Other corporate members of the Pew Center are: ABB; Air Products and Chemicals, Alcoa; American Electric Power; Baxter International; Boeing; BP (Beyond Petroleum); California Portland Cement Co.; CH2MHILL; Cummins Inc.; DTE Energy; DuPont; Enron; Entergy; Georgia-Pacific; Holnam; IBM; Intel; Interface Inc.; Lockheed Martin; Maytag; Ontario Power Generation; PG&E Corporation; Rohm and Haas; Royal Dutch/Shell; Sunoco; Toyota; TransAlta Corp.; United Technologies; Weyerhaeuser; Whirlpool and Wisconsin Energy Corporation.
In Praise of “Green” Industry
Several articles have recently appeared praising those industries that are positioning themselves for what they believe to be the inevitable regulation of CO2 emissions. The Wall Street Journal (May 10, 2001), the New York Times (May 15, 2001), and Business Week (May 14, 2001), have all taken the view that industry should go ahead with CO2 reductions even if President Bush won’t.
Business Week advised business CEOs to “explain [to President Bush] that globalization is the most powerful force acting on all governments, economies, and societies, and that an international strategy must be based on ramping up economic engagement,” and that, “We need better arrangements for environmental protection and social safety nets to cushion change.” Presumably, the president should agree to cut carbon dioxide emissions, even though there is no plausible justification for such action, in the name of globalization.
The Wall Street Journal, in an article titled “Utilities May Be Greener Than Bush,” argued that, “A substantial segment of the electric-utility industry was almost as disappointed [as environmentalists]” over President Bush’s decision to not regulate their emissions of CO2. “Sensible, farsighted utility executives look at the world as it is, no as they wish it to be,” opined the Journal.
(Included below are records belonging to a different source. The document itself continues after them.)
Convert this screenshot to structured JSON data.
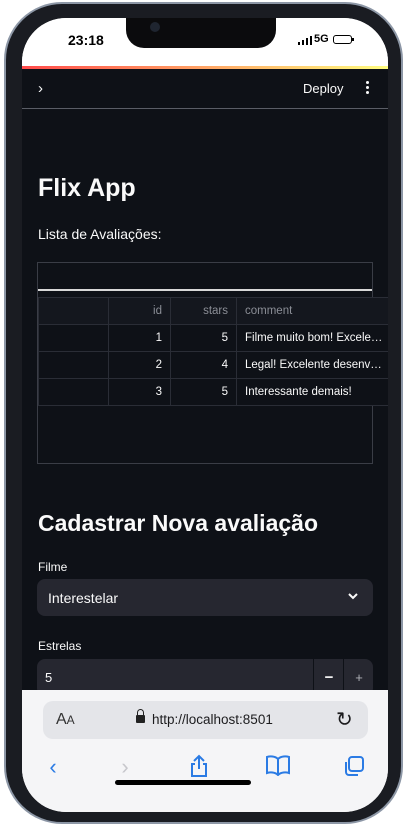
{
  "status": {
    "time": "23:18",
    "network": "5G"
  },
  "header": {
    "sidebar_toggle": "›",
    "deploy_label": "Deploy"
  },
  "page": {
    "title": "Flix App",
    "subtitle": "Lista de Avaliações:"
  },
  "table": {
    "columns": [
      "",
      "id",
      "stars",
      "comment",
      ""
    ],
    "rows": [
      {
        "id": "1",
        "stars": "5",
        "comment": "Filme muito bom! Excele…"
      },
      {
        "id": "2",
        "stars": "4",
        "comment": "Legal! Excelente desenv…"
      },
      {
        "id": "3",
        "stars": "5",
        "comment": "Interessante demais!"
      }
    ]
  },
  "form": {
    "heading": "Cadastrar Nova avaliação",
    "film_label": "Filme",
    "film_value": "Interestelar",
    "stars_label": "Estrelas",
    "stars_value": "5",
    "minus": "−",
    "plus": "+"
  },
  "browser": {
    "aa": "A",
    "aa_small": "A",
    "url": "http://localhost:8501",
    "reload": "↻",
    "back": "‹",
    "forward": "›"
  },
  "colors": {
    "app_bg": "#0e1117",
    "widget_bg": "#262730",
    "accent_decor_start": "#ff4b4b",
    "accent_decor_end": "#fffd80",
    "safari_blue": "#2b7be4"
  },
  "icons": [
    "chevron-right-icon",
    "kebab-menu-icon",
    "chevron-down-icon",
    "lock-icon",
    "reload-icon",
    "back-icon",
    "forward-icon",
    "share-icon",
    "bookmarks-icon",
    "tabs-icon"
  ]
}
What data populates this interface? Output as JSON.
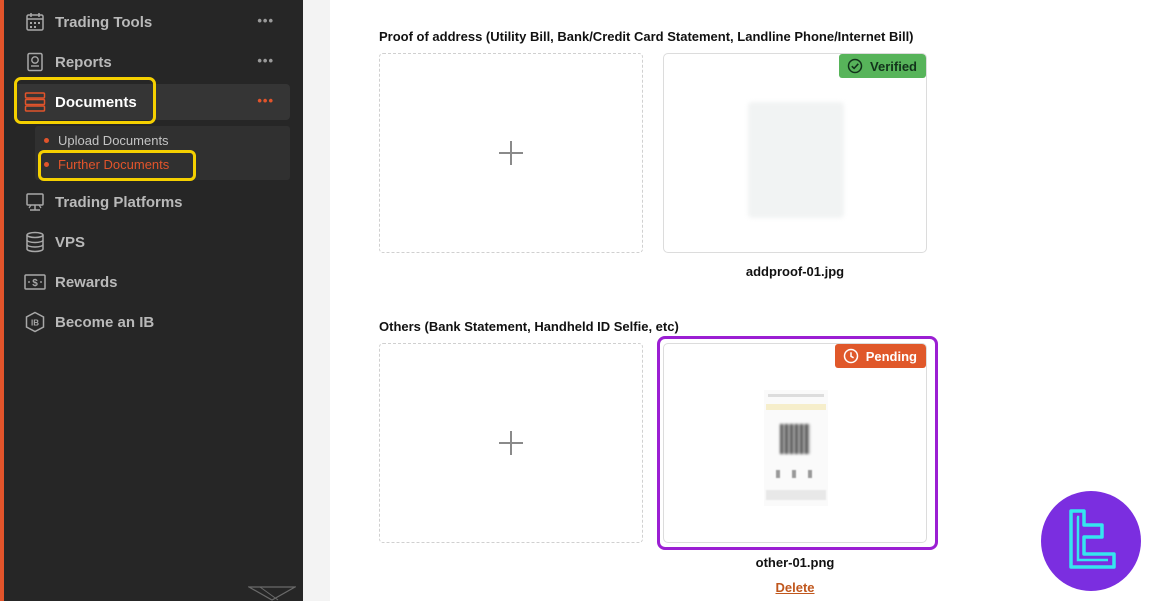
{
  "sidebar": {
    "items": [
      {
        "label": "Trading Tools",
        "icon": "calendar-grid-icon",
        "has_menu": true
      },
      {
        "label": "Reports",
        "icon": "report-document-icon",
        "has_menu": true
      },
      {
        "label": "Documents",
        "icon": "documents-stack-icon",
        "has_menu": true,
        "active": true
      },
      {
        "label": "Trading Platforms",
        "icon": "platform-monitor-icon",
        "has_menu": false
      },
      {
        "label": "VPS",
        "icon": "server-stack-icon",
        "has_menu": false
      },
      {
        "label": "Rewards",
        "icon": "dollar-bill-icon",
        "has_menu": false
      },
      {
        "label": "Become an IB",
        "icon": "ib-shield-icon",
        "has_menu": false
      }
    ],
    "menu_glyph": "•••",
    "submenu": [
      {
        "label": "Upload Documents",
        "active": false
      },
      {
        "label": "Further Documents",
        "active": true
      }
    ]
  },
  "sections": {
    "proof_of_address": {
      "title": "Proof of address (Utility Bill, Bank/Credit Card Statement, Landline Phone/Internet Bill)",
      "file_name": "addproof-01.jpg",
      "status": "Verified"
    },
    "others": {
      "title": "Others (Bank Statement, Handheld ID Selfie, etc)",
      "file_name": "other-01.png",
      "status": "Pending",
      "delete_label": "Delete"
    }
  },
  "colors": {
    "accent": "#e2542b",
    "highlight_yellow": "#f5d000",
    "highlight_purple": "#9b1fd3",
    "verified": "#57b45a",
    "pending": "#e0582a",
    "brand_badge": "#7b2ee0",
    "brand_mark": "#35e6ef"
  }
}
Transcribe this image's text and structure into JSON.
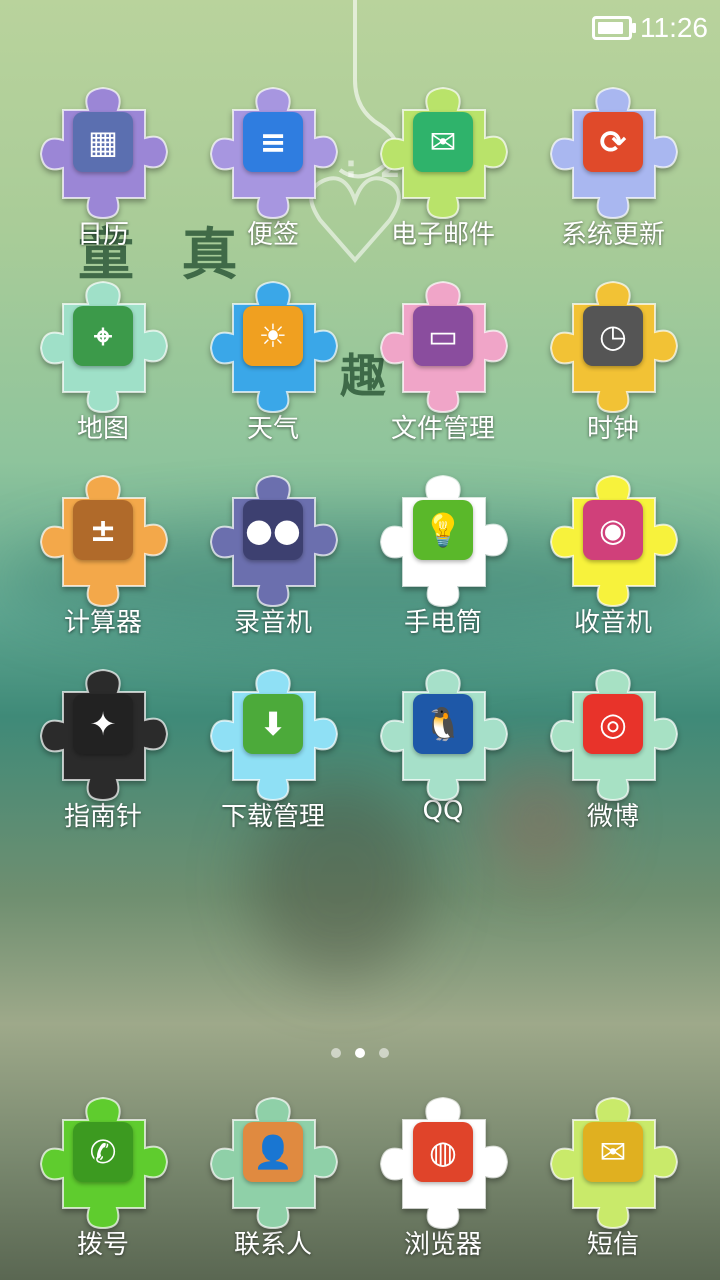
{
  "status_bar": {
    "time": "11:26",
    "battery_level": 0.9
  },
  "wallpaper": {
    "text1": "童 真",
    "text2": "趣",
    "clock_fragment": ": 2"
  },
  "page_indicator": {
    "count": 3,
    "active_index": 1
  },
  "apps": [
    {
      "label": "日历",
      "icon": "calendar-icon",
      "piece_color": "#9b86d6"
    },
    {
      "label": "便签",
      "icon": "note-icon",
      "piece_color": "#a796e0"
    },
    {
      "label": "电子邮件",
      "icon": "email-icon",
      "piece_color": "#b9e36a"
    },
    {
      "label": "系统更新",
      "icon": "system-update-icon",
      "piece_color": "#a9b7f0"
    },
    {
      "label": "地图",
      "icon": "map-icon",
      "piece_color": "#9fe0c8"
    },
    {
      "label": "天气",
      "icon": "weather-icon",
      "piece_color": "#3aa7e8"
    },
    {
      "label": "文件管理",
      "icon": "folder-icon",
      "piece_color": "#f0a5c8"
    },
    {
      "label": "时钟",
      "icon": "clock-icon",
      "piece_color": "#f2c235"
    },
    {
      "label": "计算器",
      "icon": "calculator-icon",
      "piece_color": "#f3a84a"
    },
    {
      "label": "录音机",
      "icon": "recorder-icon",
      "piece_color": "#6b6fae"
    },
    {
      "label": "手电筒",
      "icon": "flashlight-icon",
      "piece_color": "#ffffff"
    },
    {
      "label": "收音机",
      "icon": "radio-icon",
      "piece_color": "#f7f23c"
    },
    {
      "label": "指南针",
      "icon": "compass-icon",
      "piece_color": "#2b2b2b"
    },
    {
      "label": "下载管理",
      "icon": "download-icon",
      "piece_color": "#8fe0f5"
    },
    {
      "label": "QQ",
      "icon": "qq-penguin-icon",
      "piece_color": "#a6e0c9"
    },
    {
      "label": "微博",
      "icon": "weibo-icon",
      "piece_color": "#a7e1c4"
    }
  ],
  "dock": [
    {
      "label": "拨号",
      "icon": "phone-icon",
      "piece_color": "#5fcc2e"
    },
    {
      "label": "联系人",
      "icon": "contacts-icon",
      "piece_color": "#8fd0a8"
    },
    {
      "label": "浏览器",
      "icon": "browser-icon",
      "piece_color": "#ffffff"
    },
    {
      "label": "短信",
      "icon": "message-icon",
      "piece_color": "#c9ea6a"
    }
  ]
}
The Journal quotes Exelon Corp.’s chief executive John Rowe as saying, “There’s mandatory carbon capping in the long-term future,” and calls him a “realist.”
But what exactly does the Journal expect these utility executives to say? The utility industry is a government-protected monopoly that has never had to operate in a competitive environment. As the Journal pointed out, “Not so long ago, regulated utilities saw environmental rules as a nuisance but not a threat to profits. Every extra dollar spent on pollution-control gear increased the value of the asset base that regulators use to set electric rates.” More regulation meant higher rates and more profits for utilities.
“Utility executives fear, with some reason,” said the Journal, “that they will spend heavily on an old coal plant to reduce sulfur, nitrogen and mercury emissions, and then be forced to shut it anyhow because new limits on CO2 arrive.” But begging to be regulated now won’t create a stable regulatory climate. It will only embolden regulators to impose even heavier regulation in the future.
James DeLong, a Senior Fellow at the Competitive Enterprise Institute, noted the profit motive behind the utility industry’s support for CO2 regulation on www.techcentralstation.com. Some have bet billions of dollars on a rapidly diminishing global warming threat giving them a vested interest in regulation, said DeLong. Moreover, “A cap and trade system would be a bonanza for utilities that derive their power from non-coal sources because they would then get the equivalent of a royalty on every kilowatt hour produced by coal-fired plants.”
Levy Imposes Heavy Burden
The United Kingdom’s climate change levy is starting to take a heavy toll on manufacturers in the country. According to London’s Times (May 15, 2001), it has “more than tripled the pace of cost increases in Britain’s industry after its introduction last month, official estimates have revealed.”